Encryption Basics for Beginners: Protecting Data at Rest and in Transit
Encryption Basics for Beginners: Protecting Data at Rest and in Transit
Encryption transforms readable data (plaintext) into unreadable ciphertext using a mathematical algorithm and a key. Only someone with the correct key can reverse the process and read the data. Encryption is the fundamental technology that protects your banking transactions, private messages, stored files, and passwords. Understanding how it works helps you make informed decisions about the security of the tools and services you use.
Symmetric vs. Asymmetric Encryption
Symmetric encryption uses the same key for both encryption and decryption. It is fast and efficient, making it ideal for encrypting large amounts of data. AES-256 (Advanced Encryption Standard with 256-bit keys) is the most widely used symmetric algorithm, protecting everything from full-disk encryption to HTTPS connections. The challenge is key distribution: both parties must have the same key, and transmitting it securely is a problem in itself.

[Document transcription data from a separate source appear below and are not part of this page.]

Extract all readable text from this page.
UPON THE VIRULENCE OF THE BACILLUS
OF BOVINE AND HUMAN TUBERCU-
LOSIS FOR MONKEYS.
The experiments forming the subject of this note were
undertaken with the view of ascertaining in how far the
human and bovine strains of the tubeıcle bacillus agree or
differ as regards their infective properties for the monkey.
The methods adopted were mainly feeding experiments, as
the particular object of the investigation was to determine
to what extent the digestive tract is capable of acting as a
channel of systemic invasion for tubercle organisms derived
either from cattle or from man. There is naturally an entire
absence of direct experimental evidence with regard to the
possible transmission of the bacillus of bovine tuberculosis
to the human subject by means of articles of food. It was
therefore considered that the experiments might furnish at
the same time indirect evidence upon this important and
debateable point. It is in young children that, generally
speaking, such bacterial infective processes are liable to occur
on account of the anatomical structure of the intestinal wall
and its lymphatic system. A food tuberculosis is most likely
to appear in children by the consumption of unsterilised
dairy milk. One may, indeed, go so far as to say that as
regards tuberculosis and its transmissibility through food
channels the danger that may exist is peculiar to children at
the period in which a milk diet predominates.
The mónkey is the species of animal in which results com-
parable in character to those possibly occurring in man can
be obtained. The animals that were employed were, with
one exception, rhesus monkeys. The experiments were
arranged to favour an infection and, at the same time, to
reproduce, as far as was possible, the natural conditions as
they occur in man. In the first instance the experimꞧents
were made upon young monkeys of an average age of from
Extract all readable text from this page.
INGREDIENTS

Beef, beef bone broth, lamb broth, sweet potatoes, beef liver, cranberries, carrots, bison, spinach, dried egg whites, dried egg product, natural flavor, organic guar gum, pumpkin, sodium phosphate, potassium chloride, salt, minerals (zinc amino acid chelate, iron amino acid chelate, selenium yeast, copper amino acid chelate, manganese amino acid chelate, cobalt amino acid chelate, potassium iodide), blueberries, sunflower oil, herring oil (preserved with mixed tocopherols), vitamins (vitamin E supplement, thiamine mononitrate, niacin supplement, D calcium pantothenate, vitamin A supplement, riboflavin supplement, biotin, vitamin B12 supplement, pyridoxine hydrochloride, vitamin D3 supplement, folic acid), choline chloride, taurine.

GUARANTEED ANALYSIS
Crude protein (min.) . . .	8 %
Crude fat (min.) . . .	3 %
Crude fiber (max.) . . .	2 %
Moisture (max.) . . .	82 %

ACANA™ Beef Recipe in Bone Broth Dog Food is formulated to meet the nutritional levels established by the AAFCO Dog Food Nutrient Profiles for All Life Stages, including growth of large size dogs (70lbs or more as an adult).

Asymmetric encryption (public-key cryptography) uses two mathematically related keys: a public key (shared freely) and a private key (kept secret). Data encrypted with the public key can only be decrypted with the private key, and vice versa. RSA and Elliptic Curve Cryptography (ECC) are the dominant asymmetric algorithms. Asymmetric encryption solves the key distribution problem but is slower than symmetric encryption.
In practice, both are used together. When you connect to a website via HTTPS, asymmetric encryption is used initially to securely exchange a symmetric session key. That symmetric key then encrypts all subsequent communication because it is much faster.
Encryption at Rest
Data at rest means stored data: files on your hard drive, data in a database, backups on cloud storage. If someone steals your laptop, accesses your cloud storage, or compromises a server, encryption at rest ensures the stolen data is unreadable without the encryption key.
Full-disk encryption: BitLocker (Windows), FileVault (macOS), and LUKS (Linux) encrypt entire storage volumes. If your laptop is stolen, the thief gets encrypted data, not your files. Enable full-disk encryption on every device you own.
File-level encryption: Tools like Cryptomator and VeraCrypt encrypt individual files or folders, useful for protecting specific sensitive data within a broader unencrypted system.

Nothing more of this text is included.